Sea has cut about 7,000 jobs, or roughly 10% of its workforce, in the past six months, according to a person familiar with the matter. It has also closed down operations in India and some European and Latin American markets to trim costs. Headcount reduction is an “ongoing exercise”, chief corporate officer Yanjun Wang said on a conference call, signalling more cuts may be in the works.

While growth is decelerating, the pathway to profitability for Sea’s e-commerce arm Shopee is “becoming clear”, said Morgan Stanley analyst Mark Goodridge in a note to investors. The company has said that it will “work toward” breaking even for Shopee on an adjusted Ebitda basis by the end of next year.

Sea’s adjusted loss before interest, taxes, depreciation and amortisation widened to US$357.7 million from US$165.5 million a year ago, the company said on Tuesday. Analysts had estimated US$457.4 million on average. The net loss stood at about US$569 million, little changed from a year earlier. Sales at Shopee climbed 32% to US$1.9 billion.

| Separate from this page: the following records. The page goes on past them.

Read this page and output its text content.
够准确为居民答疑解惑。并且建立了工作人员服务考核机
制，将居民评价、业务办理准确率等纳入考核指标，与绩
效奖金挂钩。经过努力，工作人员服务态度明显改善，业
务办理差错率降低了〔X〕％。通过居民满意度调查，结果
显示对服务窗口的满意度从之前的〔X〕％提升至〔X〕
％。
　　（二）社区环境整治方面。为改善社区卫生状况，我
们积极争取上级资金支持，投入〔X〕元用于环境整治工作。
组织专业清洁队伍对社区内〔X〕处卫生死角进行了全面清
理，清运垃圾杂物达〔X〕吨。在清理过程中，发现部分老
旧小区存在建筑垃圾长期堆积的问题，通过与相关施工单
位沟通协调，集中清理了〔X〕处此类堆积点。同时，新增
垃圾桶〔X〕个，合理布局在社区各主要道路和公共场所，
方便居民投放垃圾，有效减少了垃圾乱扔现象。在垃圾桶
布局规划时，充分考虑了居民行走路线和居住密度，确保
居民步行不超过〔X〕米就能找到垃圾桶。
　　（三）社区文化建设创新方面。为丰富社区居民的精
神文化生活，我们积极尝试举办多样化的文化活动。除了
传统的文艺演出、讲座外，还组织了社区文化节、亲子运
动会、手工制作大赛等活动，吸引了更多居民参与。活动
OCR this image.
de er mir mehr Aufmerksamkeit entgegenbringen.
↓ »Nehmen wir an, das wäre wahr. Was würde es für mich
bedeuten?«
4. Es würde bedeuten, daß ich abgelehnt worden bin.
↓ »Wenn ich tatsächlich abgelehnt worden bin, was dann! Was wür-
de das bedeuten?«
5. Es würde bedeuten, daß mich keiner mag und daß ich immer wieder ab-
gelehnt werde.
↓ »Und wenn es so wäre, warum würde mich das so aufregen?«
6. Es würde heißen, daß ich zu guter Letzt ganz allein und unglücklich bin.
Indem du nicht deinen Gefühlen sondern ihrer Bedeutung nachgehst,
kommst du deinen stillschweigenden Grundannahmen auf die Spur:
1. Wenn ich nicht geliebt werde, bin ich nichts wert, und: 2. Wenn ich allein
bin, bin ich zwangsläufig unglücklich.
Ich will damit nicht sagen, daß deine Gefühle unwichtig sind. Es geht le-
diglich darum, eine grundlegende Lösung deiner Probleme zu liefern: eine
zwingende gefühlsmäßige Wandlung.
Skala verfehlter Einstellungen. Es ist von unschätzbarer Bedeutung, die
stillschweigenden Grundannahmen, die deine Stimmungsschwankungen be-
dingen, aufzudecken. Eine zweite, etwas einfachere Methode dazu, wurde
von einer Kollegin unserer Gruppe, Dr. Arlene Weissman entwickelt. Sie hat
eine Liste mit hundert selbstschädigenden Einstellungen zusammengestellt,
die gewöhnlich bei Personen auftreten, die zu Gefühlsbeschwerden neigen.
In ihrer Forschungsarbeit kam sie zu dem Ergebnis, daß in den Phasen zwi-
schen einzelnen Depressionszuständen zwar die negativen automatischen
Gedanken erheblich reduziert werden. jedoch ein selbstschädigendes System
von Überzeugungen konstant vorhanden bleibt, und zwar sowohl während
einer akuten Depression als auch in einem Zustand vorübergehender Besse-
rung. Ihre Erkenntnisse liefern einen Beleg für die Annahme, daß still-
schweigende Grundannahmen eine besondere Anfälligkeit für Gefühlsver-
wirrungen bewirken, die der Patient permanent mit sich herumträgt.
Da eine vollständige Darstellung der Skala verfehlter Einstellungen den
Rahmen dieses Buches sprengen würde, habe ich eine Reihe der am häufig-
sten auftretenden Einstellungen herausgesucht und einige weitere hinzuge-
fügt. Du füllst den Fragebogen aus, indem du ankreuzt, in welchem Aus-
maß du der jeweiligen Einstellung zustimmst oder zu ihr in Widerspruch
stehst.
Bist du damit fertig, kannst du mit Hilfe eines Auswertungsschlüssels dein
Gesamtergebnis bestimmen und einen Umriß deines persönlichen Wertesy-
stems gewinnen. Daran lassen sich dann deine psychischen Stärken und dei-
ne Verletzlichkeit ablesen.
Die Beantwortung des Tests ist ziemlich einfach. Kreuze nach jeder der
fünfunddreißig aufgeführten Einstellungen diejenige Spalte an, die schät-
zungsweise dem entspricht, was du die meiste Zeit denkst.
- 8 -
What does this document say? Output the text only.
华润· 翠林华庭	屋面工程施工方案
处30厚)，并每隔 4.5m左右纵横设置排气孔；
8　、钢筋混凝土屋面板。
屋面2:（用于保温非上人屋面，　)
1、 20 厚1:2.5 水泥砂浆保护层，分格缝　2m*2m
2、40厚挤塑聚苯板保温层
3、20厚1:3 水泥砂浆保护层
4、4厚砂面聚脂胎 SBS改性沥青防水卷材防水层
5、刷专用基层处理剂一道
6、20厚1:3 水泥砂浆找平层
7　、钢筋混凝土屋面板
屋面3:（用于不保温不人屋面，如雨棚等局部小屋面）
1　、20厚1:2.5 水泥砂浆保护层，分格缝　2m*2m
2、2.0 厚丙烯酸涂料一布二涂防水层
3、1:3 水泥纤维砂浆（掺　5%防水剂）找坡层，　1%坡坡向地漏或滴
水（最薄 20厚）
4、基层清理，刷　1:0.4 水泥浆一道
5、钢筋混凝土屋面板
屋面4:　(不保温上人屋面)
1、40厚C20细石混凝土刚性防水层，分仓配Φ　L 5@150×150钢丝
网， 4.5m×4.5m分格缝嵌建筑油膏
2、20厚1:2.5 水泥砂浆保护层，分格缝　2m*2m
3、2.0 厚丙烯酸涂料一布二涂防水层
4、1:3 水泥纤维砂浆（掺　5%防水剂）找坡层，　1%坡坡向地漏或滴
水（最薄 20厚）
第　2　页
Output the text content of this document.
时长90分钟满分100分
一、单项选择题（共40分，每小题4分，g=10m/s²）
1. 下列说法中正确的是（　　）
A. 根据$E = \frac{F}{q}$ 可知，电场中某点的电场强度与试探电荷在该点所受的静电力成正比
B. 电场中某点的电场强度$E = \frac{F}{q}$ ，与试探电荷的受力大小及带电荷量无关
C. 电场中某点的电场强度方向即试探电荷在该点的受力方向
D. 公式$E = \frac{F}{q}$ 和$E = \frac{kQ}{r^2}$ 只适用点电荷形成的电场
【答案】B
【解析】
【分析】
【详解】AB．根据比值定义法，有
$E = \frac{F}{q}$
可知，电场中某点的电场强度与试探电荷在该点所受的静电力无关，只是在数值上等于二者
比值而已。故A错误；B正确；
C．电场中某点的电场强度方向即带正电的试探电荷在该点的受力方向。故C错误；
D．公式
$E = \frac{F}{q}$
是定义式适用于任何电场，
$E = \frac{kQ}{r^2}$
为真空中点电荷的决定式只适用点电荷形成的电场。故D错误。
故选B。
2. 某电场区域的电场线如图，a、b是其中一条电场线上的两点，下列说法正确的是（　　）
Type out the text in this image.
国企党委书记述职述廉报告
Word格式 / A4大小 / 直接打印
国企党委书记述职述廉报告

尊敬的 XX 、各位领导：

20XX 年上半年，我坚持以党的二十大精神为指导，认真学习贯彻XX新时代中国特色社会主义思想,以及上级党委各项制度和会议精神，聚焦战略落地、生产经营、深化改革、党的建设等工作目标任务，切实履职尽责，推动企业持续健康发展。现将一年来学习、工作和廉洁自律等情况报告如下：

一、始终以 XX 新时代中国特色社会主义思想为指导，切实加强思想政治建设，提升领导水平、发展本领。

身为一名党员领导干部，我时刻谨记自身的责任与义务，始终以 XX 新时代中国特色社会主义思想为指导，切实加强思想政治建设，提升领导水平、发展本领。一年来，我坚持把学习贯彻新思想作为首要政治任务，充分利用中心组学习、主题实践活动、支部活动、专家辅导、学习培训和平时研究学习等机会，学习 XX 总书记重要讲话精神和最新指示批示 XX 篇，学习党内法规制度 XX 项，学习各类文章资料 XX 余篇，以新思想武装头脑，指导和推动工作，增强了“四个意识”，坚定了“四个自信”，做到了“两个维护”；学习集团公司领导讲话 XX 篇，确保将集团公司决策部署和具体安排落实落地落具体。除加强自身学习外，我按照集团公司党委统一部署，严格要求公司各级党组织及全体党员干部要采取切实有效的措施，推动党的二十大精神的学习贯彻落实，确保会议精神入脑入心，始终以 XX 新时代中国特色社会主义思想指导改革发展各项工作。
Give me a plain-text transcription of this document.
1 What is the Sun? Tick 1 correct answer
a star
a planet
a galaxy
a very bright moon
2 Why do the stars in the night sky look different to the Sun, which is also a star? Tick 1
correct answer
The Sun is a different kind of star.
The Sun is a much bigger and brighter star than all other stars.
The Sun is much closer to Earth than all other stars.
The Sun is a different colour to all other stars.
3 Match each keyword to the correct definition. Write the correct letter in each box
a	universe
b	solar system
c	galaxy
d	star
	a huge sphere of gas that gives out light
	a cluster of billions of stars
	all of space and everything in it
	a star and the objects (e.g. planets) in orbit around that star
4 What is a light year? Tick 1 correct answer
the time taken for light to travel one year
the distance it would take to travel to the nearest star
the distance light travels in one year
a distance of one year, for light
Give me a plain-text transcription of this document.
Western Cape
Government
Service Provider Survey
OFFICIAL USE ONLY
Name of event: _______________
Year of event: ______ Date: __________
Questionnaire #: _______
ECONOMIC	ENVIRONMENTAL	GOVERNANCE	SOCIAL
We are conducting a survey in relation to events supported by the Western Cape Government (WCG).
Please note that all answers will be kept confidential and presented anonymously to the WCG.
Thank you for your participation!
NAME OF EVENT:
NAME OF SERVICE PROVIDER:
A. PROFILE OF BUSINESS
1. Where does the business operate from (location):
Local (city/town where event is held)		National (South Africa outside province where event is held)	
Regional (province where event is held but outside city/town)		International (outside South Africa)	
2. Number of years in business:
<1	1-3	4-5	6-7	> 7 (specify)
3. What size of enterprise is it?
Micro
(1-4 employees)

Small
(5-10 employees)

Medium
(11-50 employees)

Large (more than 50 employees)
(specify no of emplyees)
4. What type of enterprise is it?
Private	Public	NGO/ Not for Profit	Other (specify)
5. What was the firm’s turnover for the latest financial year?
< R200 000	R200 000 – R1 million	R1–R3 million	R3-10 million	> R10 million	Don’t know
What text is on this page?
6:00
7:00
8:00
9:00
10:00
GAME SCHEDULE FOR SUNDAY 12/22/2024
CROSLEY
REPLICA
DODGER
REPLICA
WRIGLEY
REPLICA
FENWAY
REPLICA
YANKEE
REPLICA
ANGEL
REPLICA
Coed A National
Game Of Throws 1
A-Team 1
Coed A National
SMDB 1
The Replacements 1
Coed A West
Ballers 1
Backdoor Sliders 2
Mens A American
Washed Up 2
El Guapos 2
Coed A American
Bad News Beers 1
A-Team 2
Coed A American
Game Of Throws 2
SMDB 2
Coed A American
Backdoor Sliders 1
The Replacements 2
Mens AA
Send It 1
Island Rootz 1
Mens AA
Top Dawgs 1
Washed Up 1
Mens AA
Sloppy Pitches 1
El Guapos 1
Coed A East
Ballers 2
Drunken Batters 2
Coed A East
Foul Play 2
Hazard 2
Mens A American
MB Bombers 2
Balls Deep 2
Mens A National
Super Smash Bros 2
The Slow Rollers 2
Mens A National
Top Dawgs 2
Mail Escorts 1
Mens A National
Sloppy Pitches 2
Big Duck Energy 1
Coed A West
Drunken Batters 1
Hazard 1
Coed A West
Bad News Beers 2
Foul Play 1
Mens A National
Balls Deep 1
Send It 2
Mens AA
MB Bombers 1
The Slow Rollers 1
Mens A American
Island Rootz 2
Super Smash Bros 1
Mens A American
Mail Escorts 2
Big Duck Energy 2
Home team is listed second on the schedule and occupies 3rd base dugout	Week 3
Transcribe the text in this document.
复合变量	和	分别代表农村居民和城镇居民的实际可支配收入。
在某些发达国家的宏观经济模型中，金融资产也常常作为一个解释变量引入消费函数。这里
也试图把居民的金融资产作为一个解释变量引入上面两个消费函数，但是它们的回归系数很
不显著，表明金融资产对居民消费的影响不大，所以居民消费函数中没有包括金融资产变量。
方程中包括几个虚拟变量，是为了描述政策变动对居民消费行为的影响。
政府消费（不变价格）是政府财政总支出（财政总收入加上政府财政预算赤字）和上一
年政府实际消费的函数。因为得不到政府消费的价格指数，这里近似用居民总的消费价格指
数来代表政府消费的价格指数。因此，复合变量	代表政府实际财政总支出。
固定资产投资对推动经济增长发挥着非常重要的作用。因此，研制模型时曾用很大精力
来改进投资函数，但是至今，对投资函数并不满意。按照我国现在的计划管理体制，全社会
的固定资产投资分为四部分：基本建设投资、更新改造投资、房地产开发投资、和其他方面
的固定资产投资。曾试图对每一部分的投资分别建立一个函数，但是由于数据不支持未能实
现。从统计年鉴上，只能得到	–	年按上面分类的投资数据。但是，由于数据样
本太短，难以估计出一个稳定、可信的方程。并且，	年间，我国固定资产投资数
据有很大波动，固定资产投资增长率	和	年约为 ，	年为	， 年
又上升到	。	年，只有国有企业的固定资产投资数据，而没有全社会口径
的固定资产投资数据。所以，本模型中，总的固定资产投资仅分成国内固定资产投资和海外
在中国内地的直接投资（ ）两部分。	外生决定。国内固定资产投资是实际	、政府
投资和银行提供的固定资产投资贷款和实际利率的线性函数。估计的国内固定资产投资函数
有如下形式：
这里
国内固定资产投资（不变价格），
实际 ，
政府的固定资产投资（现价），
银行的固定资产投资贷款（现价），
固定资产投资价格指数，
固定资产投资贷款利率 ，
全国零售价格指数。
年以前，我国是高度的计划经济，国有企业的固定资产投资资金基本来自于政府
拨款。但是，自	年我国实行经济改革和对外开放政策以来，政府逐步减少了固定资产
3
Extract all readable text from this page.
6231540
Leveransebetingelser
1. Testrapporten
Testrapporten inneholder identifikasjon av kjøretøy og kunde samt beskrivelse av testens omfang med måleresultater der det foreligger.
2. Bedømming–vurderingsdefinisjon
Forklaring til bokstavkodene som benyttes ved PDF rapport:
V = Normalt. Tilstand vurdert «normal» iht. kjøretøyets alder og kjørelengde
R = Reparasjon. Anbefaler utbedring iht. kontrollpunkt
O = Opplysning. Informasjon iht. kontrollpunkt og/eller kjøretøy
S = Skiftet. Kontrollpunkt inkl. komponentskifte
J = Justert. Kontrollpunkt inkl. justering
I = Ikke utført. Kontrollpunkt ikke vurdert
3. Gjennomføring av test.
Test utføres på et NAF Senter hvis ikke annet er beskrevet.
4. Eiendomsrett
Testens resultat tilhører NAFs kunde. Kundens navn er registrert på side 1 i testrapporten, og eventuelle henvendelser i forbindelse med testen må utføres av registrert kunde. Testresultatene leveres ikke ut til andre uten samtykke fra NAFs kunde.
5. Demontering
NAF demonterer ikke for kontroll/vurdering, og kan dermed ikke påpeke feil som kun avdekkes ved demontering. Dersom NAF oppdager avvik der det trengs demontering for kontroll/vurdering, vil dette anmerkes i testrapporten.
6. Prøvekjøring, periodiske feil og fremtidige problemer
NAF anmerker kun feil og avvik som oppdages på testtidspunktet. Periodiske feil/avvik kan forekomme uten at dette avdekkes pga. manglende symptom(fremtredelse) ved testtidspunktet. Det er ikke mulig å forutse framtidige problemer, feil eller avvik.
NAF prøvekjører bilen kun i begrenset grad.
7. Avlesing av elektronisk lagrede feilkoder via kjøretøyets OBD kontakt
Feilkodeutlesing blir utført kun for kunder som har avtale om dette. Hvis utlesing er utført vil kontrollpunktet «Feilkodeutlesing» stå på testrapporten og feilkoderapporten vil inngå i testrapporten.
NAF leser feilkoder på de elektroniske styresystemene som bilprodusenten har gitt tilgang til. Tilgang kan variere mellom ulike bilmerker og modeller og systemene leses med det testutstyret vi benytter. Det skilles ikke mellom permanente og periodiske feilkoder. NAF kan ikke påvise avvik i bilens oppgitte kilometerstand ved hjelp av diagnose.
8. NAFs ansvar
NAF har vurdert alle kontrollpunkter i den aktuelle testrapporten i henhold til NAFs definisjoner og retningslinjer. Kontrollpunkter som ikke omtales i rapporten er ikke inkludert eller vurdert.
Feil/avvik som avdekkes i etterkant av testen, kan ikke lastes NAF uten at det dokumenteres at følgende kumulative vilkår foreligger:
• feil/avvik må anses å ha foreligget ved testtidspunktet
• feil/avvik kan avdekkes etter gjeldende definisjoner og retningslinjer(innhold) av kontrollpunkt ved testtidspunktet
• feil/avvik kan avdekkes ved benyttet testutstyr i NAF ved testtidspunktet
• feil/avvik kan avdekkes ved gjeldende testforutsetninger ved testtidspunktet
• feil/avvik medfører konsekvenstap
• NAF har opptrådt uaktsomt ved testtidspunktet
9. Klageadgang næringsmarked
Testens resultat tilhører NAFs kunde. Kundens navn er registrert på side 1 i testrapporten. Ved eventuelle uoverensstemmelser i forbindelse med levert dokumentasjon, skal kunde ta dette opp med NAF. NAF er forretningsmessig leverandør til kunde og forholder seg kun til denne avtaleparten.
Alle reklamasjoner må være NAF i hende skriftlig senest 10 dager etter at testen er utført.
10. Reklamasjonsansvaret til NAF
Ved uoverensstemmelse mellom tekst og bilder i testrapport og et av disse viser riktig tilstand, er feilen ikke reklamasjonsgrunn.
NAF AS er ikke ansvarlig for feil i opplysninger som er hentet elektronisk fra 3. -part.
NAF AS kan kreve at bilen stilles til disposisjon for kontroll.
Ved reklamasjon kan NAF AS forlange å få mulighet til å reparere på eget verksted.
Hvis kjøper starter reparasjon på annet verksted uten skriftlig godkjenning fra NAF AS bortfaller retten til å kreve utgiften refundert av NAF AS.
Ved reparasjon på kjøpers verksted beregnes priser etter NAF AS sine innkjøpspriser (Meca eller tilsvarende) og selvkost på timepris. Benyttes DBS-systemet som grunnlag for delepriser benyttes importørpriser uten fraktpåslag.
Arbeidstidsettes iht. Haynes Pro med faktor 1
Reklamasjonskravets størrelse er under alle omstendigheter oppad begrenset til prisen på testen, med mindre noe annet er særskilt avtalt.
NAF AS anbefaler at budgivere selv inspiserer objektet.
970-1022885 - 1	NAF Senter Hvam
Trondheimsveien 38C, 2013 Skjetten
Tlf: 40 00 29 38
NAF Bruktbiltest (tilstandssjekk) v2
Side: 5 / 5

The results prompted CGS-CIMB analyst Khang Chuen Ong to raise his recommendation on the company to “add” from “hold”.

Sea’s market valuation climbed to US$35 billion after the report, adding US$9 billion in a single day. That’s still far below its peak valuation of more than US$200 billion last year.

Southeast Asia’s largest tech company continues to adjust to a fallout in demand for its core games operations. Revenue at its digital-entertainment arm Garena tumbled 19% in the biggest year-on-year drop ever, as hit mobile game Free Fire’s momentum wanes.

Sea cut its full-year forecast for Garena’s bookings to between US$2.6 billion and US$2.8 billion from its previous guidance of US$2.9 billion to US$3.1 billion, set to be its first annual decline ever. It said it isn’t providing financial guidance for 2023.

The decision of management to not provide future guidance will “no doubt” add more uncertainty on future forecast, said Citi analyst Alicia Yap in a note to investors.